Nel 1854 si stabilì finalmente a Napoli, dove sperava fra l’altro di rendere la sua cultura più moderna e meno provinciale e di concorrere a qualche cattedra universitaria. Le speranze andarono in parte deluse; pubblicò tuttavia la traduzione dell’Apocalisse e altri versi sacri, e si legò ai pochi intellettuali rimasti in libertà con i quali si dedicò spesso alla compilazione di periodici, soppressi quasi sempre dalla censura. Fondò fra l’altro, assieme a Carlo De Cesare, Federico Quercia e Pasquale Trisolino, il periodico Secolo XIX.

Dopo l’Unità d’Italia si dedicò al giornalismo.
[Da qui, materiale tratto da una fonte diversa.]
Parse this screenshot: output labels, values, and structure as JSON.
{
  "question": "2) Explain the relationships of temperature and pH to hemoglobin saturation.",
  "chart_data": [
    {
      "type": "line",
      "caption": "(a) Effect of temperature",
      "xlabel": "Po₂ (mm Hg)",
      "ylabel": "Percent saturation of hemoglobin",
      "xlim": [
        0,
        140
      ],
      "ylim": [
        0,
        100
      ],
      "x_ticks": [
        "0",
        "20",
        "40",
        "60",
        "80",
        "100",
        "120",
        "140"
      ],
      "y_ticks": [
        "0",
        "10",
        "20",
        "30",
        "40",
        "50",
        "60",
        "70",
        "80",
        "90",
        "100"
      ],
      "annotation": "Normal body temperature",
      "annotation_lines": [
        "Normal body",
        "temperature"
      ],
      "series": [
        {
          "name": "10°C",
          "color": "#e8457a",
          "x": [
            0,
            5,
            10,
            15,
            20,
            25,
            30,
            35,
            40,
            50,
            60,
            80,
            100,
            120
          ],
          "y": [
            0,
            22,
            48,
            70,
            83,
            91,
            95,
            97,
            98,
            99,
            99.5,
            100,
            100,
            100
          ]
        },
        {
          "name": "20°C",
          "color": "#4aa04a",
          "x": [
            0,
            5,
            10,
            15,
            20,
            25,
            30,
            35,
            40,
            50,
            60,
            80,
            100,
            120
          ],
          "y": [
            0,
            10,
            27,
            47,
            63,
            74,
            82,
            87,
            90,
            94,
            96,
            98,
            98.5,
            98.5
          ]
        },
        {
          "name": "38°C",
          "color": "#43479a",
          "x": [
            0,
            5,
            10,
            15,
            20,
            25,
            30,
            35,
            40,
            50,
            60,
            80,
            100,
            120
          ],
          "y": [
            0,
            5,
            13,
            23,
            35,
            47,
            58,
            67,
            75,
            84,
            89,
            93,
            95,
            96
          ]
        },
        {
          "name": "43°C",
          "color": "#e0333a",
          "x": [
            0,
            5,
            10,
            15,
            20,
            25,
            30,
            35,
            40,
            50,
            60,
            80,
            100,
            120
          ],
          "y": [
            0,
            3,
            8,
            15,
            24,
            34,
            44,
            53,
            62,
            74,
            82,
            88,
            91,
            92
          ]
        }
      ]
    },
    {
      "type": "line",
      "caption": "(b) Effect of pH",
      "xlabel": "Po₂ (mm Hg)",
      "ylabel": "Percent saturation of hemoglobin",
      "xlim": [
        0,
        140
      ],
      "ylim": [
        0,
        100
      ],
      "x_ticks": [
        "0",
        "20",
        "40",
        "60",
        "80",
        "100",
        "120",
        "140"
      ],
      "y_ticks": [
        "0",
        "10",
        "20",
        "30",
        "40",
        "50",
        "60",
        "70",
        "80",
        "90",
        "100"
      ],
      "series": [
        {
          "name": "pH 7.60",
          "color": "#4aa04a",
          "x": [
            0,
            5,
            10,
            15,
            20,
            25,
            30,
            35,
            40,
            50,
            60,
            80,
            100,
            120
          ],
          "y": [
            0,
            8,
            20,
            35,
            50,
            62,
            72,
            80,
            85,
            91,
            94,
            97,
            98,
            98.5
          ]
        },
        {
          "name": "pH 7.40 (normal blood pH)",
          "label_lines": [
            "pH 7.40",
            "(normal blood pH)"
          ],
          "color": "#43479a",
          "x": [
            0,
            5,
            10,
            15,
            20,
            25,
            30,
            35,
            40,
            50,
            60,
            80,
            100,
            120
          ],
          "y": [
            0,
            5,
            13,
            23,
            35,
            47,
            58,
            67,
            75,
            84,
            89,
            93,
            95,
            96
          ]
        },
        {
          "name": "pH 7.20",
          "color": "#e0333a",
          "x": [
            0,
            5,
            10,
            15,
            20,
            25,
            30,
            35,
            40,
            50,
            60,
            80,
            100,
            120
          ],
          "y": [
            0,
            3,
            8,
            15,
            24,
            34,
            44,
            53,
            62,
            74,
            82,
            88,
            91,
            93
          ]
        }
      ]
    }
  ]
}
Fondò dapprima un giornale di centro-sinistra (Il popolo d’Italia, 1861) e successivamente il periodico bisettimanale Il Bruzio (1864-1865), vicino alle posizioni politiche moderate di Francesco De Sanctis e Luigi Settembrini. In quest’ultimo giornale, scritto quasi interamente da lui, apparvero i saggi meridionalistici raccolti successivamente in Dello stato delle persone in Calabria e il dramma Antonello capobrigante calabrese. Il 28 luglio 1865 anche il Bruzio cessò le sue pubblicazioni.
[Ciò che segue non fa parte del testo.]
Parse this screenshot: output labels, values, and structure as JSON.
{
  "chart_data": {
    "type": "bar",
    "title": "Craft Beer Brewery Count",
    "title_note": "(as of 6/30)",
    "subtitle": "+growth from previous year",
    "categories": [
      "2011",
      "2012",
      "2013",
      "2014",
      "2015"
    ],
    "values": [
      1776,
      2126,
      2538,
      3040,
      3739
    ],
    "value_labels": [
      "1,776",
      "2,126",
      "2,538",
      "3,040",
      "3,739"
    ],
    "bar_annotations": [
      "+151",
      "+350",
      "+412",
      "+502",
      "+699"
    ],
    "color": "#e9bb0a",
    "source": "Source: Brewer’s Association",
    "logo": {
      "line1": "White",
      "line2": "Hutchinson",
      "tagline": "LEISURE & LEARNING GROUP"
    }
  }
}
Nel 1867 fu chiamato dal ministro dell’Istruzione Cesare Correnti a Firenze, allora capitale del Regno d’Italia, come segretario particolare. Con la speranza di intraprendere la carriera universitaria, nel 1871 scrisse in pochi mesi Protogea, un’opera in cui pretendeva di rintracciare le origini semitiche della toponomastica calabrese nel mondo preistorico. Migliori prove della sua cultura dimostrò in alcune pagine latine su Properzio. Nel novembre del 1878 ottenne finalmente dall’Università degli studi di Parma la cattedra di Letteratura italiana (D.M. P.I. 13 ottobre 1878); ma vi rimase solo due anni. Tornò a Napoli nel 1881, ma, a causa delle cattive condizioni di salute, si ritirò nel suo paese natale, dove rimase fino alla morte, sopraggiuntagli l’8 gennaio del 1893, all’età di 73 anni.